Conditions That Often Accompany Tics
Tic disorders rarely show up alone. ADHD is the most frequent companion, affecting an estimated 50 to 60% of children with tic disorders. OCD is the second most common, with lifetime rates reaching around 50% in people with Tourette syndrome. Even when full OCD criteria aren’t met, repetitive obsessive-compulsive behaviors occur up to six times more often than formal OCD diagnoses. Anxiety disorders affect roughly 25% of people with tic disorders, and mood-related conditions like depression affect about 18%.
These overlapping conditions often cause more daily difficulty than the tics themselves. A child who can manage a mild throat-clearing tic may struggle far more with the attention problems or anxiety that accompany it.
How Verbal Tics Are Diagnosed
There is no blood test or brain scan for tic disorders. Diagnosis is based on observation and history. For a persistent (chronic) vocal tic disorder, the criteria require at least one vocal tic present for a year or longer, with onset before age 18. If someone has both motor and vocal tics lasting at least a year, the diagnosis is Tourette syndrome. Temporary tics lasting less than a year are classified as a provisional tic disorder, which is common in young children and often resolves on its own.
Behavioral Therapy for Tics
The leading treatment approach for verbal tics is a structured behavioral therapy called Comprehensive Behavioral Intervention for Tics, or CBIT. Experts now recommend it as the first line of treatment because it matches the effectiveness of medication without the side effects. CBIT typically takes place in a therapist’s office over several sessions and works through three core strategies.
First, you learn to recognize your specific tics and the premonitory urge that precedes them. Second, you practice a competing response, a deliberate behavior that physically prevents the tic from happening. For a vocal tic, this might involve a specific breathing technique performed when the urge arises. Third, you identify environmental triggers and develop strategies to modify them or cope with them differently. CBIT is not a cure, and it doesn’t work for everyone. But for many people it significantly reduces tic frequency and lessens the impact tics have on daily life.
Medication Options
When tics are severe enough to interfere with school, work, or social life and behavioral therapy alone isn’t sufficient, medication is sometimes added. Three medications are FDA-approved specifically for tic disorders, all of which work by adjusting dopamine activity in the brain. Several other medications originally developed for blood pressure, anxiety, or other conditions are also used off-label. The choice depends on which symptoms are most disruptive, since the co-occurring ADHD or anxiety may need treatment as much as the tics themselves. Medications can reduce tic severity but, like CBIT, they manage rather than eliminate tics.
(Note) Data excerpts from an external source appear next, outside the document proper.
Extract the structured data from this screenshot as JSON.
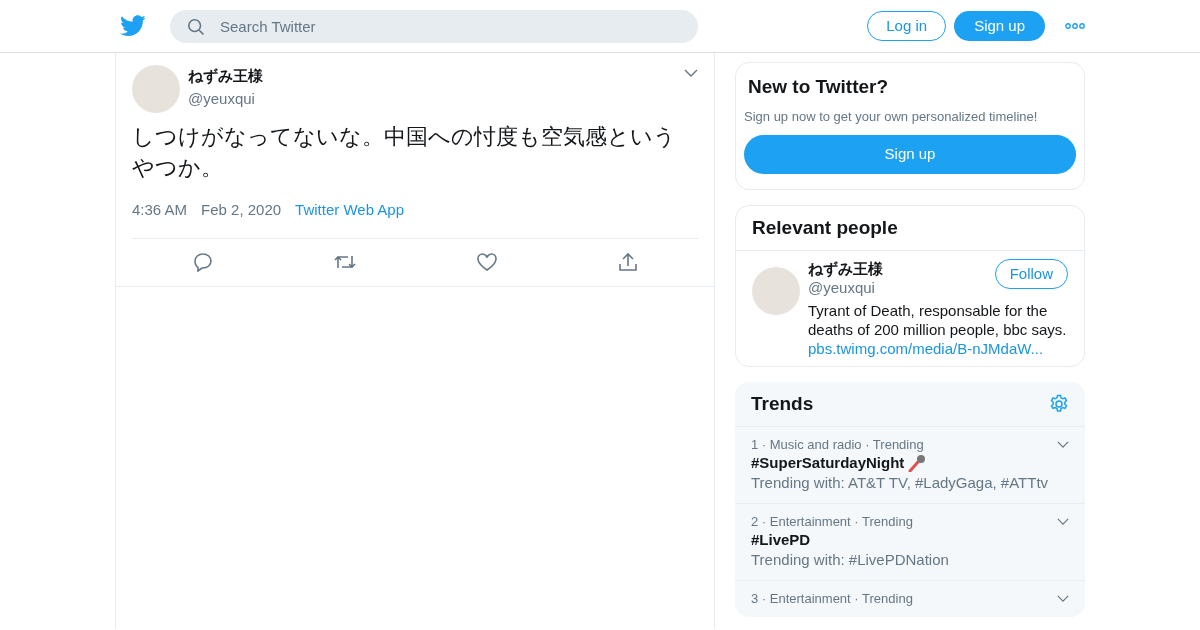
{
  "header": {
    "search": {
      "placeholder": "Search Twitter"
    },
    "login": "Log in",
    "signup": "Sign up"
  },
  "tweet": {
    "name": "ねずみ王様",
    "handle": "@yeuxqui",
    "text": "しつけがなってないな。中国への忖度も空気感というやつか。",
    "time": "4:36 AM",
    "date": "Feb 2, 2020",
    "source": "Twitter Web App"
  },
  "signup_card": {
    "title": "New to Twitter?",
    "text": "Sign up now to get your own personalized timeline!",
    "button": "Sign up"
  },
  "people_card": {
    "title": "Relevant people",
    "people": [
      {
        "name": "ねずみ王様",
        "handle": "@yeuxqui",
        "bio": "Tyrant of Death, responsable for the deaths of 200 million people, bbc says.",
        "link": "pbs.twimg.com/media/B-nJMdaW...",
        "follow": "Follow"
      }
    ]
  },
  "trends": {
    "title": "Trends",
    "items": [
      {
        "meta": "1 · Music and radio · Trending",
        "name": "#SuperSaturdayNight",
        "emoji": true,
        "with": "Trending with: AT&T TV, #LadyGaga, #ATTtv"
      },
      {
        "meta": "2 · Entertainment · Trending",
        "name": "#LivePD",
        "emoji": false,
        "with": "Trending with: #LivePDNation"
      },
      {
        "meta": "3 · Entertainment · Trending"
      }
    ]
  }
}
The Natural Course Over Time
For many children, verbal tics improve significantly during adolescence. Tic severity tends to peak around age 9 and gradually decrease through the teenage years. By adulthood, a substantial number of people find their tics are milder or have resolved entirely, though some continue to experience tics throughout their lives. The premonitory urge often becomes easier to manage with age, partly because adults develop a greater ability to anticipate and redirect the sensation. Even when tics persist, most people find that they become less distressing and easier to work around over time.